Quite a nice week in the sense you’ll only be pushing super hard on the efforts. I’ve given Sarah the same session if she doesn’t join the group for her intervals, then you can at least go together. We do need to start getting some decent mileage in again and the reason you are doing the longer stuff and Sarah isn’t yet, is we want to maintain that extra endurance you build for Las Palmas, before it does disappear. Hope that makes sense? Any problems let me know. Keep up the great work Andy.
2km WU @ Easy Pace RPE: 3
200m @ Target Pace RPE: 9 (60s)
400m @ Target Pace RPE: 9 (90s)
800m @ Target Pace RPE: 9 (120s)
1600m @ Target Pace RPE: 9 (150s)
800m @ Target Pace RPE: 9 (120s)
400m @ Target Pace RPE: 9 (90s)
200m @ Target Pace RPE: 9 (60s)
2km CD @ Easy Pace RPE: 3
Try and hit those target times if you can. Work hard to make gains 💪
Always fun to train in a group. Ask for help if unsure on your technique on the exercises.

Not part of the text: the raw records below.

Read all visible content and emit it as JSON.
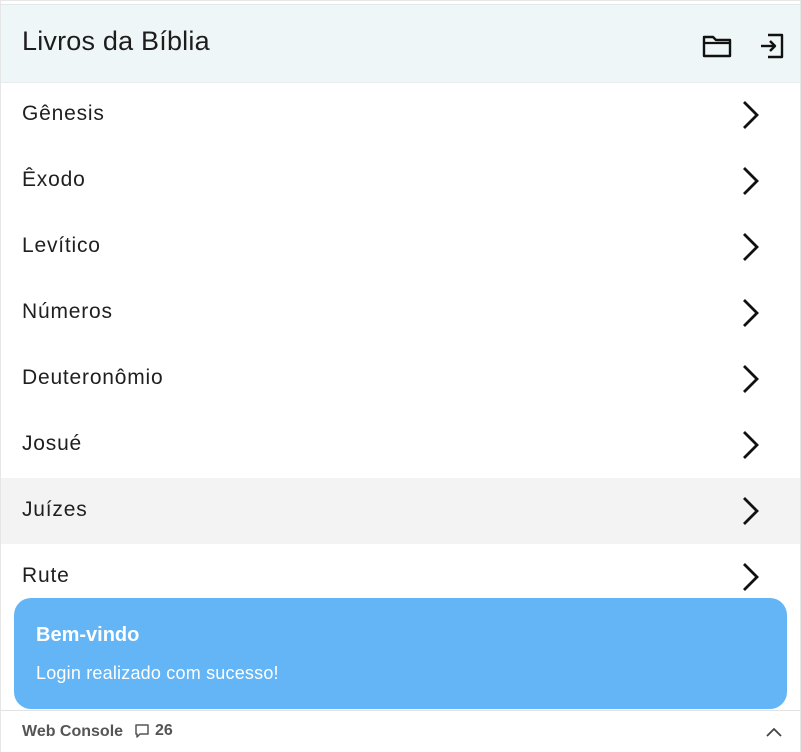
{
  "header": {
    "title": "Livros da Bíblia",
    "actions": [
      {
        "icon": "folder-icon"
      },
      {
        "icon": "logout-icon"
      }
    ]
  },
  "books": [
    {
      "label": "Gênesis"
    },
    {
      "label": "Êxodo"
    },
    {
      "label": "Levítico"
    },
    {
      "label": "Números"
    },
    {
      "label": "Deuteronômio"
    },
    {
      "label": "Josué"
    },
    {
      "label": "Juízes",
      "hovered": true
    },
    {
      "label": "Rute"
    }
  ],
  "toast": {
    "title": "Bem-vindo",
    "message": "Login realizado com sucesso!",
    "color": "#64b5f6"
  },
  "console": {
    "label": "Web Console",
    "count": "26",
    "icons": [
      "message-icon",
      "chevron-up-icon"
    ]
  },
  "colors": {
    "header_bg": "#eff6f7",
    "hover_bg": "#f3f3f3",
    "toast_bg": "#64b5f6"
  }
}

The only real mistake you can make here is going too fast. Try and pick a flat route as well. Finish off with the strides. Total time needed is 60 mins.
“Rest days are key. Our body adapts and gets stronger when we rest & recovery. Have a good one!”
“Easy means Easy! Not 5k pace, not 10k pace, not even marathon pace. Easy pace!! 😉”
Save those legs for the bigger sessions and enjoy running comfortably among the pack.
Thank you.
140 Mins @ Easy Pace (RPE: 3-6)
Keep the long runs at a low effort level. Obviously the longer the time wears on the harder the run will become. Make sure you hydrate and take fuel with you.